Sunday, November 28, 2004

The man behind Gulf War Syndrome

Asaf Durakovic is frail. His voice carries a subtle quiver and so do his steps. But all that belies the man in him who has successfully withstood, at least so far, the joint might and even wrath of the US, British and Canadian governments. Durakovic served as a Lieutenant Colonel in a medical unit of the US Army in Gulf War I and has since then become synonymous with the still-controversial term, Gulf War Syndrome, which refers to the impact of depleted uranium on soldiers.

Having brought it to the world’s notice as the first case of “radioactive warfare”, he is now analysing soldiers who fought in the two Gulf Wars. Durakovic claims that they have shown a high ratio of depleted uranium that was used in the tank shells for higher penetration power. Independent studies, some as late as this month in UK, have testified that inhaling depleted uranium dust caused severe illnesses amongst the soldiers. “But the government still keeps the issue open,” he says.

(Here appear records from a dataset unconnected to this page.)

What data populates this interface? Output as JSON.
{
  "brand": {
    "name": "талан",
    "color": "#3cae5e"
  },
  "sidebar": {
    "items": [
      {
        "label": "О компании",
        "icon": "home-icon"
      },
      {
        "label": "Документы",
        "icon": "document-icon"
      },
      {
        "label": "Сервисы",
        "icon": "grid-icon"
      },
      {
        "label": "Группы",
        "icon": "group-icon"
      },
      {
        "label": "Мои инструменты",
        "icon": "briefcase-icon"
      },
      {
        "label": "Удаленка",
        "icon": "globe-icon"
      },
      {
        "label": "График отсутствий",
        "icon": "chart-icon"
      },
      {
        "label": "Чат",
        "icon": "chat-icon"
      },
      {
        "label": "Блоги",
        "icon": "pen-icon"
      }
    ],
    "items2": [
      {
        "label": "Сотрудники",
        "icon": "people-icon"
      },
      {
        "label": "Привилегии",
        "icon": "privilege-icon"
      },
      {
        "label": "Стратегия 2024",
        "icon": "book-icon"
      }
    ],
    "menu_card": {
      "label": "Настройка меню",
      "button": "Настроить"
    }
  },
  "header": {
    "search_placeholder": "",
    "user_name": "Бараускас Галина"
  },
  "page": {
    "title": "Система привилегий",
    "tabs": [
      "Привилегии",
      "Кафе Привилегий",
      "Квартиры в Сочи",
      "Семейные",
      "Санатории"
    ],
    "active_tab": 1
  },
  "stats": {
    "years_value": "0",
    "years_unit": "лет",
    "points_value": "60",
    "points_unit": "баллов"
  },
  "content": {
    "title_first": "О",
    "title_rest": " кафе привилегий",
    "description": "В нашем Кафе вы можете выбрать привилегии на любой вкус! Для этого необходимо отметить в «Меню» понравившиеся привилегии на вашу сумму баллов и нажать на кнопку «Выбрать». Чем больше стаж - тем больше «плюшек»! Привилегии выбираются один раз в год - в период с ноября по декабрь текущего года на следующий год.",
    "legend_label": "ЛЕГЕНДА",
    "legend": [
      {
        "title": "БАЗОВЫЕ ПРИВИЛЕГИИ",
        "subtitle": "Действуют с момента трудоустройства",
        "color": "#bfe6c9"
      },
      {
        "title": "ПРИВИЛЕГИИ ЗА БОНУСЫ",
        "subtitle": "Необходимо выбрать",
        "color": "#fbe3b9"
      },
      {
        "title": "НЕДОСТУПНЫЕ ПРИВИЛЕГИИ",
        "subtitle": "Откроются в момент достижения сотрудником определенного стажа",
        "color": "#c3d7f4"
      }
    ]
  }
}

Felicitated with the Nuclear-Free Future Award on Sunday, he even had to give up his job as the Head of the Department of Nuclear Medicine at Wilmington Veterans Affairs Medical Center. “It had to be either one of them,” Durakovic recollects. Now he heads the Washington-based Uranium Medical Research Center (UMRC), the only of its kind in the world, that seeks to ascertain how and at what exact level of contamination does depleted uranium cause cancer and genetic change, among other things, in the body.

“We are working on various mathematical models but we are still really very far away,” he adds. The odds are stacked heavily against him as the “malicious” opposition to his work continues. A Canadian, he did not specify on whose behalf, had incognito moved in to UMRC to sabotage the research.

In his latest finding, he claims that civilians in various Afghan cities such as Kabul and Mazar-e-Sharief have reported alarmingly high levels of non-depleted uranium because the bombs that were used to strafe Afghanistan after 9/11 came packaged with it. The levels hover around 2,500 nanograms per litre of urine sample, whereas the normal level would be around 10.

“Critics claim that it is natural uranium deposits that mixed with the dust because of the bombing. But geological studies show that the country has no such high-level of uranium deposit,” he says. Moreover, the uranium that showed up in the samples was an isotope that is enriched and not available naturally, Durakovic adds.

Someone at a press conference on Saturday described him as a “whistleblower”. Outside, in privacy, he denies that he is one. “I am just a doctor, a scientist who did not compromise his dignity, honour and integrity for a few dollars. I cannot be bought and my honour is not for sale,” Durakovic says.